Gradient accumulation

Toy example for gradient accumulation understanding

One of the techniques which can be used to train bigger models with less GPU memory is gradient accumulation. It is a training technique where gradients computed during multiple mini-batches are accumulated before performing a weight update, effectively simulating larger batch sizes without the memory requirements.

Given a model and a loss function, in the forward pass the final loss value is computed as an average of loss values for all samples in a batch. In a backward pass gradients are computed for each input and added together. Below is a diagram showing forward and backward passes for a batch of 6 items:

Computation without gradient accumulation

Let’s create a simple toy example with model performing only a dot product and an identity loss function

import torch

w = torch.randn(3)
x = torch.randn(6,3)

def forward(x,weights):
    return x@weights
weights = w.clone()
weights.requires_grad_(True)

# forward
batch = x
result = forward(batch,weights).mean()

#backward
result.backward()
weights.grad
tensor([-0.3536,  0.0207, -0.6125])

Gradient accumulation without normalization

If we decide to distribute the computation into 3 batches of 2 items, the gradient would be different.

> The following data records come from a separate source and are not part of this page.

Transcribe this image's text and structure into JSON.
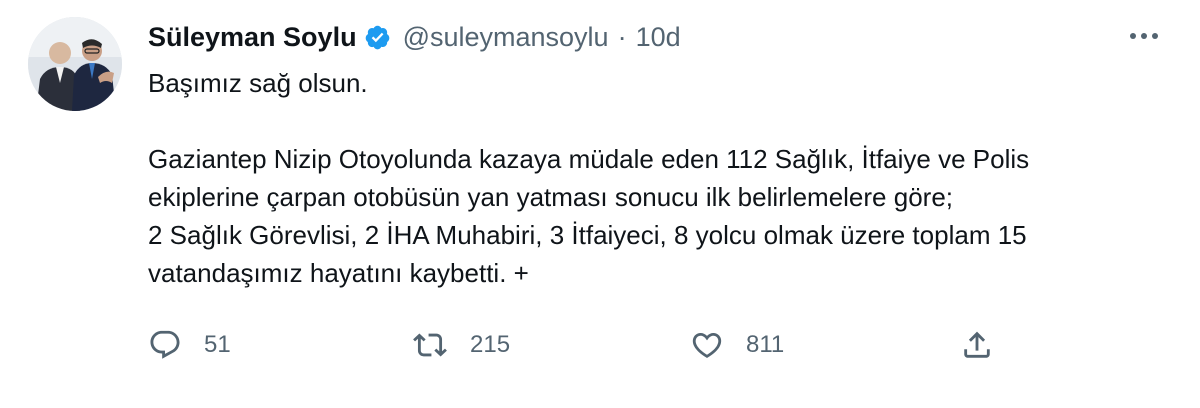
{
  "tweet": {
    "author_name": "Süleyman Soylu",
    "handle": "@suleymansoylu",
    "separator": "·",
    "time": "10d",
    "text_lines": [
      "Başımız sağ olsun.",
      "",
      "Gaziantep Nizip Otoyolunda kazaya müdale eden 112 Sağlık, İtfaiye ve Polis",
      "ekiplerine çarpan otobüsün yan yatması sonucu ilk belirlemelere göre;",
      "2 Sağlık Görevlisi, 2 İHA Muhabiri, 3 İtfaiyeci, 8 yolcu olmak üzere toplam 15",
      "vatandaşımız hayatını kaybetti. +"
    ]
  },
  "actions": {
    "reply": {
      "icon": "reply-icon",
      "count": "51"
    },
    "retweet": {
      "icon": "retweet-icon",
      "count": "215"
    },
    "like": {
      "icon": "heart-icon",
      "count": "811"
    },
    "share": {
      "icon": "share-icon"
    }
  },
  "icons": {
    "verified": "verified-badge-icon",
    "more": "more-options-icon"
  },
  "colors": {
    "text": "#0f1419",
    "secondary": "#536471",
    "verified": "#1d9bf0",
    "background": "#ffffff"
  }
}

An example below shows the diagram of such scenario:

The gradient is different here:

weights = w.clone()
weights.requires_grad_(True)

batch_size=2
for batch_n in range(0,len(x),batch_size):
    batch = x[batch_n:batch_n+batch_size]
    result = forward(batch,weights).mean() 
    result.backward()

weights.grad
tensor([-1.0608,  0.0620, -1.8375])

Gradient accumulation with proper normalization

We can see that the reason for differences is the outcome are different normalization factors in the loss function. When we average loss values of each batch in isolation we don’t take into account the total amount of the items we want to accumulate gradients for. To correct the computation we need to add a normalization factor when computing a final loss value. This factor is a ratio between the total number of items we perform the computation for and the batch size. In our example it equals to \(6/2 = 3\)

The proper normalization produces correct gradient vector:

weights = w.clone()
weights.requires_grad_(True)

batch_size=2
for batch_n in range(0,len(x),batch_size):
    batch = x[batch_n:batch_n+batch_size]
    result = forward(batch,weights).mean() / 3
    result.backward()

weights.grad
tensor([-0.3536,  0.0207, -0.6125])

Practical implementation of this technique is well explained in the fast.ai course lecture.